TURIN | «Aux Jeux de Pyeongchang, j’avais dit : oui, Yuzu vient de gagner les Jeux olympiques, mais la vraie championne olympique que j’ai, c’est ma femme.»

Yuzuru Hanyu pourra collectionner tous les titres possibles, mais jamais il ne délogera Nathalie Paquin dans les histoires à succès de Ghislain Briand. La carrière jusque-là agréable que menait l’entraîneur québécois s’est bouleversée lorsque son épouse a été diagnostiquée de la maladie de Hodgkin, le 18 décembre 2008. 

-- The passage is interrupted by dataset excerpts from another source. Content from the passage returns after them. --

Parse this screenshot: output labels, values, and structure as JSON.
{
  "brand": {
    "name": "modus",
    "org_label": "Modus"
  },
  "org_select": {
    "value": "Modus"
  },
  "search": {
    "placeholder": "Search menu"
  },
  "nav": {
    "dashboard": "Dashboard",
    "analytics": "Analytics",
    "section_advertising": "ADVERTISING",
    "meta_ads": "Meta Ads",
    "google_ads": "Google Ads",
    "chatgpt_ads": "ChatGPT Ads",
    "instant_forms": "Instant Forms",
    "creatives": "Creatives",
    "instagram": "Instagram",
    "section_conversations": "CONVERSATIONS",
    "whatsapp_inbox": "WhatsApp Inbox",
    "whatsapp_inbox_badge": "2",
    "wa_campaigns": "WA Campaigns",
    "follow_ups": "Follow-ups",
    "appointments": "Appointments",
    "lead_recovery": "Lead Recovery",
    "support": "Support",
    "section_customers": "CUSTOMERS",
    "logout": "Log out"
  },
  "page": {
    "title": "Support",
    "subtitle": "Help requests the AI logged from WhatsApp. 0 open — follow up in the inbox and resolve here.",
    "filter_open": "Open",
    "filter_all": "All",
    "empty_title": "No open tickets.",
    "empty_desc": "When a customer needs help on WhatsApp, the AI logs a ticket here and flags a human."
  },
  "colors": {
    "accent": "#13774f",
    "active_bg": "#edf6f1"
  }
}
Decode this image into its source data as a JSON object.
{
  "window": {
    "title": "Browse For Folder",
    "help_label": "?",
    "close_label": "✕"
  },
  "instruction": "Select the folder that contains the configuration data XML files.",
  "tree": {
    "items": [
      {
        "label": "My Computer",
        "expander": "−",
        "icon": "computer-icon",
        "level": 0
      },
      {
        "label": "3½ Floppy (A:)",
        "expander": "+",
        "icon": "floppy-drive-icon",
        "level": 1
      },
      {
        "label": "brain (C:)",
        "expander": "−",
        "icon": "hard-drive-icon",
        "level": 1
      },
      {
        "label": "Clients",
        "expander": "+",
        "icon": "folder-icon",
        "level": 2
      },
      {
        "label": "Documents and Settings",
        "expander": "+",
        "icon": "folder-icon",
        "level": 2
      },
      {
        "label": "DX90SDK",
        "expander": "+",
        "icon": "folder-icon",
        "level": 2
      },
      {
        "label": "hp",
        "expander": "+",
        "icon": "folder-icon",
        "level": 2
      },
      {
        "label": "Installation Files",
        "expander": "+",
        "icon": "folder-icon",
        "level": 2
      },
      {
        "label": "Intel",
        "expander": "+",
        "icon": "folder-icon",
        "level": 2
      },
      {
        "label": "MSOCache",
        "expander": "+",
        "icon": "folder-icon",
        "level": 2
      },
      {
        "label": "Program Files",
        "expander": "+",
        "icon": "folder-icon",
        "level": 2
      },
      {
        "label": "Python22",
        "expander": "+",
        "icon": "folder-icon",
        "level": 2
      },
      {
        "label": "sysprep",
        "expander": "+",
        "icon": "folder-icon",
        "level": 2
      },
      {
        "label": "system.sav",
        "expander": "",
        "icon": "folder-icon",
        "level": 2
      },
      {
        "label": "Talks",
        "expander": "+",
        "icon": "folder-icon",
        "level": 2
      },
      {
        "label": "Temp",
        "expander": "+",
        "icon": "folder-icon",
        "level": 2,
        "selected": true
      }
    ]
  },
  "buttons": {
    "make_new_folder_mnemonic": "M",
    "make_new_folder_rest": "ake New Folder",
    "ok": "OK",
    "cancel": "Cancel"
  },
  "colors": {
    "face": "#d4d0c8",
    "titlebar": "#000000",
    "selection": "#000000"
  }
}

«Ça chambarde une vie», résume l’entraîneur, pour qui ce coup du destin allait dicter son implication au club privé de patinage artistique de Toronto, où il travaille depuis 2005. 

«Deux années d’enfer»  

La première décision a été facile à prendre : demeurer à Barrie plutôt que d’installer la famille à mi-chemin avec la métropole ontarienne afin de réduire ses déplacements quotidiens. Le cancer agressif qui affligeait son épouse, évalué de niveau 4, commandait des séances de chimiothérapie tout aussi agressives. Il ne fallait plus quitter cette ville située à quelque 70 kilomètres au nord de Toronto, reconnue pour la qualité de ses traitements en oncologie. 

«À ce moment, j’ai avisé Brian (Orser) et Tracy Wilson que je ne ferais plus de compétitions internationales. J’avais trois enfants à la maison, dont le plus jeune qui venait d’avoir 1 an. Il fallait que je reste le plus possible à la maison», se souvient-il. 

«On a vécu ensemble les deux années d’enfer de chimiothérapie et de tout le kit qui vient avec. Ma femme a passé au travers.» 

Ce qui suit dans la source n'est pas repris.